Вышло уже около дюжины номеров «Олимпиа цайтунг». Всего за двадцать пфеннигов можно было узнать до мельчайших подробностей все последние спортивные новости. Газета выходила на немецком, английском и французском языках.
В Берлине все спокойно. Молодые люди из приличных семей – при гольфах и галстуках, девушки – жарко же! – в кожаных сандалетах. Повсюду, вплоть до Бранденбургских ворот, – сплошное пивопитие. Бутылки подвозят в больших деревянных ящиках. Бумажный стаканчик с пивом стоит всего 10 пфеннигов, как во Франции! Конечно, угощались пивом и родители Лотты и Рут. Девочек баловали мороженым, пирожными и газировкой. В те далекие времена Линден-аллее еще открыта для них. По крайней мере, на время Олимпиады.

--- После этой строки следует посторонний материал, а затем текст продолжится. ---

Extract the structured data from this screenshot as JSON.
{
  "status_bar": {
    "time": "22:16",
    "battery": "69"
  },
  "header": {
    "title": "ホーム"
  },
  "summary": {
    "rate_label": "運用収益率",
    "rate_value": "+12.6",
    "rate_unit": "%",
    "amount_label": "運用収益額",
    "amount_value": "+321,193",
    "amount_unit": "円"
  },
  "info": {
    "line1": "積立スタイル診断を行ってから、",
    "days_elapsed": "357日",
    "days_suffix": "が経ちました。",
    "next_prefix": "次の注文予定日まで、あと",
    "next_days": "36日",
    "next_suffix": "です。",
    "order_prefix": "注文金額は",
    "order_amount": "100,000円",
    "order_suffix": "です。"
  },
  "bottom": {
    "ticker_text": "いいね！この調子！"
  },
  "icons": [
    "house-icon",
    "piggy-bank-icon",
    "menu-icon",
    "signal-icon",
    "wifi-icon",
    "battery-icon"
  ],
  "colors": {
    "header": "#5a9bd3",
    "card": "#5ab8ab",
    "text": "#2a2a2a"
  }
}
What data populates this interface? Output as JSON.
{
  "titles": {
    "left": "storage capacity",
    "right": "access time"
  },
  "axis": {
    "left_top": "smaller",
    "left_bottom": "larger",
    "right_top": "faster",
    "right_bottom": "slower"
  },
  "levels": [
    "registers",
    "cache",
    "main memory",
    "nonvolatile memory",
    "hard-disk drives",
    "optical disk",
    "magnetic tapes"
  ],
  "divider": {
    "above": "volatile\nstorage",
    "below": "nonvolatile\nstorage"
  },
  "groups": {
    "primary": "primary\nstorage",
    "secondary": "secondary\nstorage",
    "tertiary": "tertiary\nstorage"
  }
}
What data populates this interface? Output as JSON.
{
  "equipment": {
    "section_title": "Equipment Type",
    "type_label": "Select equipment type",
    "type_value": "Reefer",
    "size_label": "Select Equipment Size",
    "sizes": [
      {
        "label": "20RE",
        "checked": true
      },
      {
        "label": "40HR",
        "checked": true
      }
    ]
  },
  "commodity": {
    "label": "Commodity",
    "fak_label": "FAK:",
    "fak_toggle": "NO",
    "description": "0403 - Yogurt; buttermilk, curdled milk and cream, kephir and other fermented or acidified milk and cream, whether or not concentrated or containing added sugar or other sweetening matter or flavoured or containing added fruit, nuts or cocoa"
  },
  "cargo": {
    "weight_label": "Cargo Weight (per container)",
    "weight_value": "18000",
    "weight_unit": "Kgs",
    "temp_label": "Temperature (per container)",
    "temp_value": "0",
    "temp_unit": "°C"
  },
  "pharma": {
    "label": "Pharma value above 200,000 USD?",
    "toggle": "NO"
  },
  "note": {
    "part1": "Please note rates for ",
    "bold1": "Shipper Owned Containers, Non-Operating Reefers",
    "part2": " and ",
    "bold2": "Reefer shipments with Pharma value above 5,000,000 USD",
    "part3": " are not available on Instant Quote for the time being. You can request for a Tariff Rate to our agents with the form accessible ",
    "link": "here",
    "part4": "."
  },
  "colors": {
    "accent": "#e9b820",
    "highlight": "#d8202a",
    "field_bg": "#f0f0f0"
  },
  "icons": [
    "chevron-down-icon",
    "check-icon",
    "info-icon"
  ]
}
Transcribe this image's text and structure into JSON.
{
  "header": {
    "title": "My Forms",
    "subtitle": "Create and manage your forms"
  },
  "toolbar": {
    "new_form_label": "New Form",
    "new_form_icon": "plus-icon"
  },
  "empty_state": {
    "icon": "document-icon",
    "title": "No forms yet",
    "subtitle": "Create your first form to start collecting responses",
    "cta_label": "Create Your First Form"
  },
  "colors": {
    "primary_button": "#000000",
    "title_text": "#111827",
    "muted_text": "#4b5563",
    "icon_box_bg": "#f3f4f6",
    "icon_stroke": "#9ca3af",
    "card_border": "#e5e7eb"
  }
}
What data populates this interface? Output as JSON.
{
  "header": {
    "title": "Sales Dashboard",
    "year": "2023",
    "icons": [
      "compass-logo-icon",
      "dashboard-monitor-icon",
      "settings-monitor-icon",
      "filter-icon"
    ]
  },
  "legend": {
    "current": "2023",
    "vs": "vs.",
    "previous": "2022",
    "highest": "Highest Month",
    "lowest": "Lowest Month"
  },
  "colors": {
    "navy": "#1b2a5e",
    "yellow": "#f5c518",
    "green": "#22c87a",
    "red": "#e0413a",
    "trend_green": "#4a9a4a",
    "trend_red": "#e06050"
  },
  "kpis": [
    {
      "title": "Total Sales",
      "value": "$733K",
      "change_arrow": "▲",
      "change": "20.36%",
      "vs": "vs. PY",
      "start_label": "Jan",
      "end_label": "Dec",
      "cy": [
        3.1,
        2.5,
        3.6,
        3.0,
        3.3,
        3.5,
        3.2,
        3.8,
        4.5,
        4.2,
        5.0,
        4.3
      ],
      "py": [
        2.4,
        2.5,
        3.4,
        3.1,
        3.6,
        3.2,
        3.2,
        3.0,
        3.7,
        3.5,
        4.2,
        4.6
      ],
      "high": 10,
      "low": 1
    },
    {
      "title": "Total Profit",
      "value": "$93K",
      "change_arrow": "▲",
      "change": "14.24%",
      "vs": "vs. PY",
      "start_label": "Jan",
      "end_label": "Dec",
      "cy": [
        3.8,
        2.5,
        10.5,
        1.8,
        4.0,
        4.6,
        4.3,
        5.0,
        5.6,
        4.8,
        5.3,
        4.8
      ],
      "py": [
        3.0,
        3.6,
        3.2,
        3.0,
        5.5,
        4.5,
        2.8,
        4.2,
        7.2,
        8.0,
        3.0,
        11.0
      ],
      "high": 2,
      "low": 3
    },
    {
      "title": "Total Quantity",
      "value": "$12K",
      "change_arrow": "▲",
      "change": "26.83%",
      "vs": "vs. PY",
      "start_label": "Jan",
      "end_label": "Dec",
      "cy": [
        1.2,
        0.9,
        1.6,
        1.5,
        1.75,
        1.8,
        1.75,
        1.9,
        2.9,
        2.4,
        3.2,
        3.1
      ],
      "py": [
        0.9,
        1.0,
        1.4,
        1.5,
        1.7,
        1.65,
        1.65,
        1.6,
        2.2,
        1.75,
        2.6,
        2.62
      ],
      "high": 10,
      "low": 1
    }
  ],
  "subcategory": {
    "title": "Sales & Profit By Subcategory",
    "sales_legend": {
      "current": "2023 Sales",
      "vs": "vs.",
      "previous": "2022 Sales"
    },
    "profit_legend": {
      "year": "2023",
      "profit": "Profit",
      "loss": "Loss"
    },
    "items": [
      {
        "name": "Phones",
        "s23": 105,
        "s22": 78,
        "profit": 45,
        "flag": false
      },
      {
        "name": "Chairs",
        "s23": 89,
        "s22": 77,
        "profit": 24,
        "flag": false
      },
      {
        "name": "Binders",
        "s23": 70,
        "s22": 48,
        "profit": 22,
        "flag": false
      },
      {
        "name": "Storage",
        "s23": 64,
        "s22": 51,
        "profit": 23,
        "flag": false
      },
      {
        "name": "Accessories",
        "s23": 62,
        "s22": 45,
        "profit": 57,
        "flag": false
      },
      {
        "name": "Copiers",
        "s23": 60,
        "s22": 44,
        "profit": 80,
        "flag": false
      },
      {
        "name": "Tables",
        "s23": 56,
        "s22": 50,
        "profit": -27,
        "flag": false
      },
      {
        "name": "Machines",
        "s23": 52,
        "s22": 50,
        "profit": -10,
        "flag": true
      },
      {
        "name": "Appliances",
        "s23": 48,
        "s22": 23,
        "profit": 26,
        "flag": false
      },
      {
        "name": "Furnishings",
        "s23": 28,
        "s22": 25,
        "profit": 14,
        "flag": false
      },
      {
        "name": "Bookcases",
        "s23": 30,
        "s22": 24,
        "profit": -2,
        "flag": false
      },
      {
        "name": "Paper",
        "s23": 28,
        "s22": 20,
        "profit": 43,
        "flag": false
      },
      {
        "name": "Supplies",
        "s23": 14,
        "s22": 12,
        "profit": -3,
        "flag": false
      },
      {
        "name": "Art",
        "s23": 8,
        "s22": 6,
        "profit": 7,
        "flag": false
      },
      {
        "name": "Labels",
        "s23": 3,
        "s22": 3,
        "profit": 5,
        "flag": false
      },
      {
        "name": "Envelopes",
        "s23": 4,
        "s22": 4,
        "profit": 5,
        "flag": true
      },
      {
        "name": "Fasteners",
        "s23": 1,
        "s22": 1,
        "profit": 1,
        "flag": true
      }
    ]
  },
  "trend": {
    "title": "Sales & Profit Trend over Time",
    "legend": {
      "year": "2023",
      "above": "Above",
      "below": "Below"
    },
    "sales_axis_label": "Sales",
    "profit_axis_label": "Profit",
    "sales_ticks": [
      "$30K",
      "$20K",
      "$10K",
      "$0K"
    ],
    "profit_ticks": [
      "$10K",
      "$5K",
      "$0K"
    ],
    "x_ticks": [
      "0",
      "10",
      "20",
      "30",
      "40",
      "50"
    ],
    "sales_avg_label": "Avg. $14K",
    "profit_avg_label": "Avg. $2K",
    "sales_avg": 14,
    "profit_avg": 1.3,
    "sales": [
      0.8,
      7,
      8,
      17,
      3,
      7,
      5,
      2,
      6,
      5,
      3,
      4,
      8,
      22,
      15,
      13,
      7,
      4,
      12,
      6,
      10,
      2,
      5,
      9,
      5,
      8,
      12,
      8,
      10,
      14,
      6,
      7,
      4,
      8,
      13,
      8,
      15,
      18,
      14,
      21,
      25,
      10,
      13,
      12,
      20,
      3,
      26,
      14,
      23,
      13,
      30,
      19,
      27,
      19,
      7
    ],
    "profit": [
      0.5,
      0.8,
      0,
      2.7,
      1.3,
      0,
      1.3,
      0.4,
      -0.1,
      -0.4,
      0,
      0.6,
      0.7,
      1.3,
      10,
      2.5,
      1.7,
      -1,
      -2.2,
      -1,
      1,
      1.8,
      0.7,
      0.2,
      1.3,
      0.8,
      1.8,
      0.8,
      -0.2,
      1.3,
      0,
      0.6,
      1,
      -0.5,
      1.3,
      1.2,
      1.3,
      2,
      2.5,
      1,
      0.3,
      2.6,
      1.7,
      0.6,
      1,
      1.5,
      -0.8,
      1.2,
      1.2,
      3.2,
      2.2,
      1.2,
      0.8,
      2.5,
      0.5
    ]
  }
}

От избытка чувств Лотта стала выбивать чечетку.
– Как было все хорошо! Просто здорово! – она вдруг резко застыла на полутакте. – И как все стало потом… плохо!
– Но почему, почему, почему?!! – в глазах Рут заметалась обида. – Лотти, чего они от нас хотят?! Мы же не сделали им ничего дурного! Мы просто хотели быть такими же немцами, как и они! Мы все старались жить так, чтобы Германия могла нами гордиться!
– Не будь такой наивной дурочкой, Рути! Ты что, так ничего и не поняла? Они не хотят, чтобы мы были такими же немцами, как они! Они не хотят нами гордиться! И никогда не хотели! Я читала, что давным-давно на пути крестоносцев оказался какой-то немецкий город, кажется, Реймс. И там жило много евреев. Так крестоносцы напали на город с воплями: «Зачем идти за тридевять земель, когда вот они – евреи-христопродавцы! А добра у них не меньше, чем у сарацинов!» К ним навстречу вышел епископ с высоко поднятым крестом и от имени Папы призвал одуматься и идти на Иерусалим освобождать Гроб Господень. «Господь зачтет нам Реймс за Иерусалим! А защитник евреев – враг Господень!» Они убили епископа, и убили всех евреев, и сожгли город. А ты спрашиваешь, почему?!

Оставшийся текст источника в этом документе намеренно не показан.